The governing body of European football UEFA has finally confirmed that the German Bundesliga will get four Champions League spots as of 2012. It was only a matter of time, say the experts.
Bayern lost last year's final, but the Bundesliga beat Serie A
Bayer Leverkusen's 2-0 victory over Metalist Kharkiv last Thursday in the first knockout stage of the Europa League will probably not go down in history as one of the club's more famous victories.
But this routine win over a team that finished third in last season's Ukrainian league proved to be the straw that broke the Italian camel's back. It means the Bundesliga has now banked 68,103 points in UEFA's five-year coefficient, putting it out of reach of the Italian Serie A, a distant 8,122 points behind.
With third place guaranteed, Bundesliga clubs will, from the 2012-13 season on, fight for three automatic Champions League places – plus one place in the qualifying round - rather than just two.
Dortmund's success reflects the German faith in youth
The coefficient rankings are calculated by an impenetrable system of points awarded for games played, wins, draws, and goals scored, all calculated by dividing the sum of earned points with the number of games played within a two-and-a-half-year cycle. International matches in World Cups, European Championships – both in qualifying and the final tournament – are also taken into account.
German League Association (DFL) President Reinhard Rauball was quick to express his pride. "We're extremely happy about the fourth Champions League starting place," he said. "It's the consequence of excellent work of the Bundesliga clubs."
He also had a handy explanation for Germany's success. "We have always believed that the Bundesliga will become stronger on the field because of its philosophy and its conditions," he said. "We knew the foreign leagues, with their structural weaknesses, would dip in the rankings."
The unfancied German clubs are certainly punching in a new class this season.
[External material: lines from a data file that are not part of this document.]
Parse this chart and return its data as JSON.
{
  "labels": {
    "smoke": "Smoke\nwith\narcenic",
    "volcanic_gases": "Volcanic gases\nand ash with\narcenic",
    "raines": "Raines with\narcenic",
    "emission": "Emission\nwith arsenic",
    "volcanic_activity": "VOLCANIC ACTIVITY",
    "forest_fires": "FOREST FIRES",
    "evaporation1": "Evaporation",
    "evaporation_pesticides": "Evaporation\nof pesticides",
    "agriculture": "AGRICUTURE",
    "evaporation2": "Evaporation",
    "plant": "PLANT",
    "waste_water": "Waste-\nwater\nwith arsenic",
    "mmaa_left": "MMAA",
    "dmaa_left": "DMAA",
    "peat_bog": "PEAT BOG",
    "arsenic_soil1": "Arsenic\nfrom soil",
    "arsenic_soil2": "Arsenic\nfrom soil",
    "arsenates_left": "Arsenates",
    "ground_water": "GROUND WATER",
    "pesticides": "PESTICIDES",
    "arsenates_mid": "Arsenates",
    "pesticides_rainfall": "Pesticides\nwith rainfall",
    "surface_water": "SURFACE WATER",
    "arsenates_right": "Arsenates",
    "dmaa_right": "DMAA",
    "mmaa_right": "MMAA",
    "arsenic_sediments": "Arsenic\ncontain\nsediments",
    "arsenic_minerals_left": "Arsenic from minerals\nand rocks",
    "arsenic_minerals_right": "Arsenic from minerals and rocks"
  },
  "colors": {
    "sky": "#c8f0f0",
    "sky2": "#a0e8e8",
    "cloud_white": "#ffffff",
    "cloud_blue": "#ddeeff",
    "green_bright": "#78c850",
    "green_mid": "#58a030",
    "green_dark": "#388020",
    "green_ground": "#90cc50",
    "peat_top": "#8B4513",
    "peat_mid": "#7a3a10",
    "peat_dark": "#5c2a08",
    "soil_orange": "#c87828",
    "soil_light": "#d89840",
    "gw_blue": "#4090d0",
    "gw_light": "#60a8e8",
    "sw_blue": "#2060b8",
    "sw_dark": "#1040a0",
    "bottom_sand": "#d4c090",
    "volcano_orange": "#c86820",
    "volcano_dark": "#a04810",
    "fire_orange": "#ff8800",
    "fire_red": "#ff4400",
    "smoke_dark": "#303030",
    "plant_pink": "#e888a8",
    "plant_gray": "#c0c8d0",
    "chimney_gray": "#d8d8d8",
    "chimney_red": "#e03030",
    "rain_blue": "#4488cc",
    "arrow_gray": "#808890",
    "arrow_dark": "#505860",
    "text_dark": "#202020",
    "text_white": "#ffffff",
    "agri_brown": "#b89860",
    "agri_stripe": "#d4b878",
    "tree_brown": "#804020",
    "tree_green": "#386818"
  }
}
Even though second-placed Spain will take some catching, Germany is currently out-scoring the home of Barcelona and Real Madrid in the current season – with 14,333 points against Spain's 13,214.
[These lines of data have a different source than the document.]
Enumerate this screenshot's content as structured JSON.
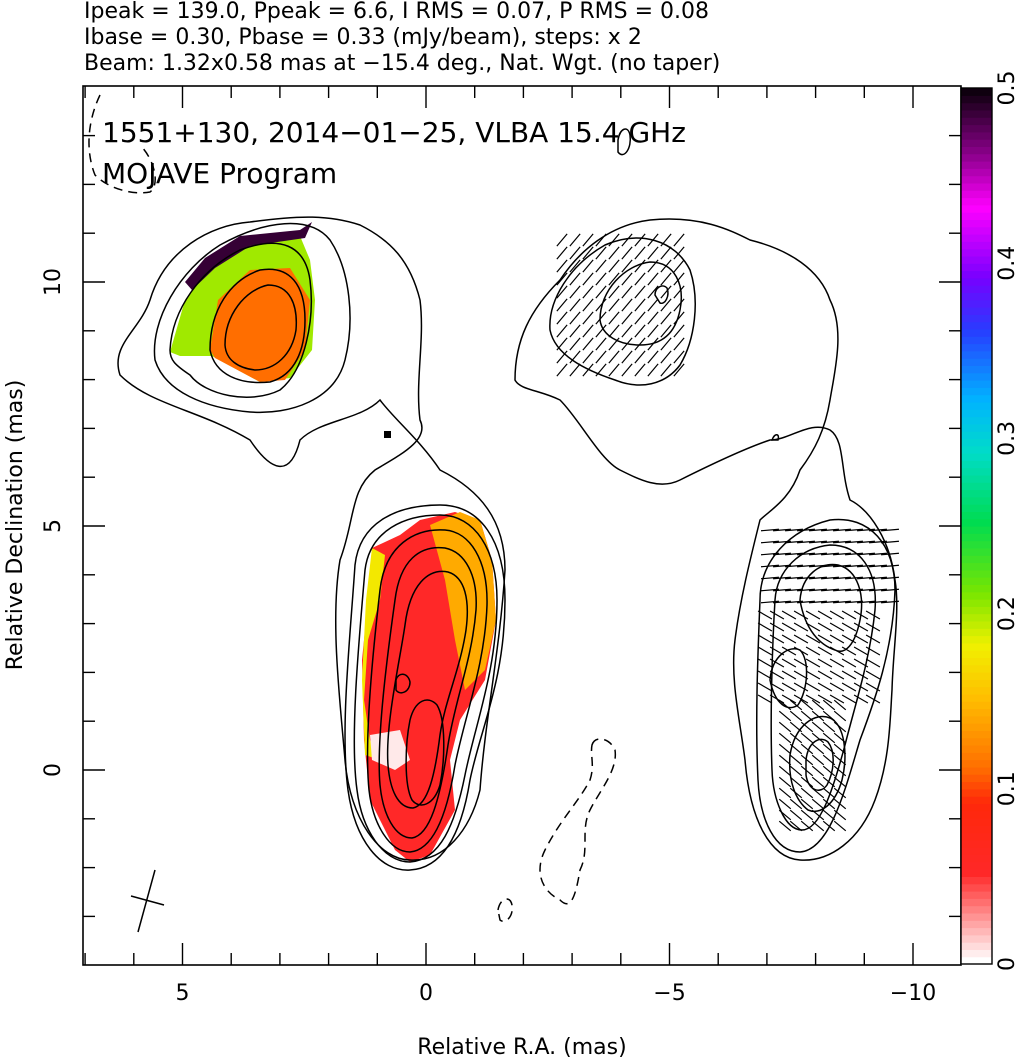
{
  "header": {
    "line1": "Ipeak = 139.0, Ppeak = 6.6, I RMS = 0.07, P RMS = 0.08",
    "line2": "Ibase = 0.30, Pbase = 0.33 (mJy/beam), steps: x 2",
    "line3": "Beam: 1.32x0.58 mas at −15.4 deg., Nat. Wgt. (no taper)"
  },
  "chart_data": {
    "type": "heatmap",
    "title": "1551+130, 2014−01−25, VLBA 15.4 GHz",
    "subtitle": "MOJAVE Program",
    "xlabel": "Relative R.A. (mas)",
    "ylabel": "Relative Declination (mas)",
    "xlim": [
      7,
      -11
    ],
    "ylim": [
      -4,
      14
    ],
    "x_ticks": [
      "5",
      "0",
      "−5",
      "−10"
    ],
    "x_tick_values": [
      5,
      0,
      -5,
      -10
    ],
    "y_ticks": [
      "0",
      "5",
      "10"
    ],
    "y_tick_values": [
      0,
      5,
      10
    ],
    "colorbar": {
      "range": [
        0,
        0.5
      ],
      "tick_labels": [
        "0",
        "0.1",
        "0.2",
        "0.3",
        "0.4",
        "0.5"
      ],
      "tick_values": [
        0,
        0.1,
        0.2,
        0.3,
        0.4,
        0.5
      ]
    },
    "panels": [
      "fractional polarization colour map with total-intensity contours",
      "total-intensity contours with polarization EVPA ticks"
    ],
    "contour_base_mJy_per_beam": 0.3,
    "contour_step_factor": 2,
    "beam": {
      "major_mas": 1.32,
      "minor_mas": 0.58,
      "pa_deg": -15.4
    }
  }
}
"I'm convinced that with a little patience we will overtake the Primera Division in the medium term," predicted Rauball.
Strength in youth and depth
DFL spokesman Kay Langendorff told Deutsche Welle that the reason lay in the depth of Germany's infrastructure. "It's down to the fact that the youth training concept is working, and that the Bundesliga is committed to supporting young blood," he said.
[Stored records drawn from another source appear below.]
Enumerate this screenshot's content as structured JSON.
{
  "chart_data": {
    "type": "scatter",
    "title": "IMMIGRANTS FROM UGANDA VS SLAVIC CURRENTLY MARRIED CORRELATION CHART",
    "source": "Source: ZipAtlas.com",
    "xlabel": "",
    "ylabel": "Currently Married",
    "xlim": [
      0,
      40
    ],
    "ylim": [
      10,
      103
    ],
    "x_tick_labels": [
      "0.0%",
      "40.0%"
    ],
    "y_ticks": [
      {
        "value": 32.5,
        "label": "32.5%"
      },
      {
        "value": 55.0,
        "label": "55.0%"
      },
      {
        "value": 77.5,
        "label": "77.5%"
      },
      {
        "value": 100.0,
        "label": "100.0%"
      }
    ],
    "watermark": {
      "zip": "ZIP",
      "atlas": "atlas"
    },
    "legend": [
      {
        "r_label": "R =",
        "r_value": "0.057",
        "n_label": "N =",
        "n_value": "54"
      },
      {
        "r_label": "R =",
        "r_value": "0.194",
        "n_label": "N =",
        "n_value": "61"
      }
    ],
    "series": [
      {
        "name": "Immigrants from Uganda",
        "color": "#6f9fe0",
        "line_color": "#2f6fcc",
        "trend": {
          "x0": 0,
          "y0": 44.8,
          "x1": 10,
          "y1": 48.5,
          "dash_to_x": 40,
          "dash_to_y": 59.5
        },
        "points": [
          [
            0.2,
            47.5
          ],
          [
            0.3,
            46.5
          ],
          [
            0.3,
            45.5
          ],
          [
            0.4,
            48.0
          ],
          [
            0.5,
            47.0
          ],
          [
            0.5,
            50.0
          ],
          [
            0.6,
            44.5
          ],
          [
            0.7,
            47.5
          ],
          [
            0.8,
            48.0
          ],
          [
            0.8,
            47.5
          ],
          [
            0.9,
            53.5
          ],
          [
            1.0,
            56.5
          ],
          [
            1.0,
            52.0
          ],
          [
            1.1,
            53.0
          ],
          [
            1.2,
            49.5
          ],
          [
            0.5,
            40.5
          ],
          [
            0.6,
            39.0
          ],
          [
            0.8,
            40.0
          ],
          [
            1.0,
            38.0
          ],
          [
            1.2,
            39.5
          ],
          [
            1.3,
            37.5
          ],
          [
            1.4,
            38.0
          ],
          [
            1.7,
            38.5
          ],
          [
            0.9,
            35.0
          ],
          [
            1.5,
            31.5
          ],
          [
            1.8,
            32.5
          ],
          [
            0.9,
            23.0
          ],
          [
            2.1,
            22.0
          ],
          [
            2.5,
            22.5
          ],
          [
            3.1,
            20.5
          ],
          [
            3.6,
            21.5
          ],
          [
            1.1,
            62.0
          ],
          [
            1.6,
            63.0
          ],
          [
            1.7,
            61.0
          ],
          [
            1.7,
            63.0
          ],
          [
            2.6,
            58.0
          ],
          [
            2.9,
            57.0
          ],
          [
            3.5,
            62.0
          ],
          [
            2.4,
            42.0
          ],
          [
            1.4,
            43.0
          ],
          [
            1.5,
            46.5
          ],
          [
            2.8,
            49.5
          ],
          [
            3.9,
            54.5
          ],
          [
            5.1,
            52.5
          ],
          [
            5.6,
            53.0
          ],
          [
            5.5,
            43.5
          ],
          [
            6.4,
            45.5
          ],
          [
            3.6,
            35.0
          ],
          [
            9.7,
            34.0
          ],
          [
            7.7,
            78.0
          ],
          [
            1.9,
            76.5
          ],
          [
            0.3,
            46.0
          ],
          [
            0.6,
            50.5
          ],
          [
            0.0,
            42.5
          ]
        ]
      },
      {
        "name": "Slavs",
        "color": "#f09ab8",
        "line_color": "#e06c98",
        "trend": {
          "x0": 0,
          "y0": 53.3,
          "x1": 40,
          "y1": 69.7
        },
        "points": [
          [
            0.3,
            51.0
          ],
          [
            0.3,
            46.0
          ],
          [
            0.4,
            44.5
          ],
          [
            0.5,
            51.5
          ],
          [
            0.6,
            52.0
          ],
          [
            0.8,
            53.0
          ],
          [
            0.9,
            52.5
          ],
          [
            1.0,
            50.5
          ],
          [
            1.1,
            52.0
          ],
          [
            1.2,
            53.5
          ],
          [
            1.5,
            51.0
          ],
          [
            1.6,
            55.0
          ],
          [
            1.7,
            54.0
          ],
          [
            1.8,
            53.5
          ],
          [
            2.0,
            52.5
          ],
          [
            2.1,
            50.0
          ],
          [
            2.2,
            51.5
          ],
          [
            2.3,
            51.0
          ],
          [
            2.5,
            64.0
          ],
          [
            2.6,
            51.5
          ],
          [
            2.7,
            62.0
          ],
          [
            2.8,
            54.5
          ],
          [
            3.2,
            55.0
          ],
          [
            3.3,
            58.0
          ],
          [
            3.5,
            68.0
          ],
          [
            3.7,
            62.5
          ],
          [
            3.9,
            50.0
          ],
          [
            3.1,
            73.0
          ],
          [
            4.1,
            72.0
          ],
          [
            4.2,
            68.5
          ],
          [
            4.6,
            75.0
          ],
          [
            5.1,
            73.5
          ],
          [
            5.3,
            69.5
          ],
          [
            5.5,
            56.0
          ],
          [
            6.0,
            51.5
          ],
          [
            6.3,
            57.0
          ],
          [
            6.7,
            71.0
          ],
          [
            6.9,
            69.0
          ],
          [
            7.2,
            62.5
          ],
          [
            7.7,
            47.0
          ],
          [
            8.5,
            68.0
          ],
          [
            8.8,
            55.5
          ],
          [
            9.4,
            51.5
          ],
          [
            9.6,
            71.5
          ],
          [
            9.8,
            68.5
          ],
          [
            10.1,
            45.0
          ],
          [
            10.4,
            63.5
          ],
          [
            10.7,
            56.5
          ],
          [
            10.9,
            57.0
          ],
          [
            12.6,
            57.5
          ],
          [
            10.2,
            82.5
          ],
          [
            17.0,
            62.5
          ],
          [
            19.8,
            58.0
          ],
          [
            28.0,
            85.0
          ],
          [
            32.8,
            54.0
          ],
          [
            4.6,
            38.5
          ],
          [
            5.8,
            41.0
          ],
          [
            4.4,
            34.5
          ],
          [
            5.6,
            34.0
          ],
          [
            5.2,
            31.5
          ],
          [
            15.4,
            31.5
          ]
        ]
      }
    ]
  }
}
Langendorff says the current Bundesliga table reflects this policy. "You can see the success from the example of Dortmund," he said. "The team is extremely young – I believe at the weekend's game they had an average age of 22.6 years."
Leverkusen coach Jupp Heynckes agrees. "This is no short-term snapshot - it goes back to the performance centers of the Bundesliga clubs and the many different DFB projects," he said. "Bundesliga football has become a class better and it has a bigger wealth of highly-talented players than it has ever had before."
Langendorff says resulting confidence has led the lower Bundesliga teams to take lesser European competitions like the Europa League just as seriously as Bayern Munich take their Champions League clashes.
The more open the better
Pundits often look down on the Bundesliga for its lack of international heavyweights – since only Bayern can boast the prestige and the pedigree of Manchester United or AC Milan, the Bundesliga is often mistaken for a one-team league. From abroad it seems as if, in the odd season when Bayern don't run away with the title, a group of interchangeable "A. N. Other" teams scrap it out.
Magath always said the Bundesliga was best
But German insiders believe the relative openness of the Bundesliga is actually a strength in disguise, because it boosts competitiveness. Schalke coach Felix Magath was not taken by surprise by the new status the Bundesliga has achieved. "I've always said: the Bundesliga is the strongest league because it's so even."
The 2006 World Cup in Germany – which ironically was won by Italy – seems to have been a catalyst for the Bundesliga's ascendancy over Serie A. The infrastructure improvements have attracted more people to Bundesliga matches. "We have the most modern stadiums in Europe," says Langendorff. "Since the 2006 World Cup, we have the highest attendance average in all football leagues in the world, and the second highest of any league after the NFL in America."
German football also seems to be gaining larger international recognition, with last weekend's high-octane clash between Dortmund and Bayern being shown live in 198 countries – a new record.
Financial stability makes virtue of necessity
On top of this, while other European clubs have bought into massive inflated spending on mega-stars, Bundesliga clubs have tried to keep their books a little more balanced. Heribert Bruchhagen, board chairman at Eintracht Frankfurt, said, "We're on a good path, especially when you see the degree of debt in some big clubs. You get that in the Bundesliga too, but it's nowhere near as much as in other countries."
It is this financial caution that has apparently laid the foundation for the policy of training young talent.
Others have noted the parallels between the Dortmund's fresh-faced team storming the Bundesliga and Germany's spirited campaign at last year's World Cup in South Africa. This time, they probably won't be ending second best. But when they play in the Champions League next year, they will certainly command more respect from Spanish clubs.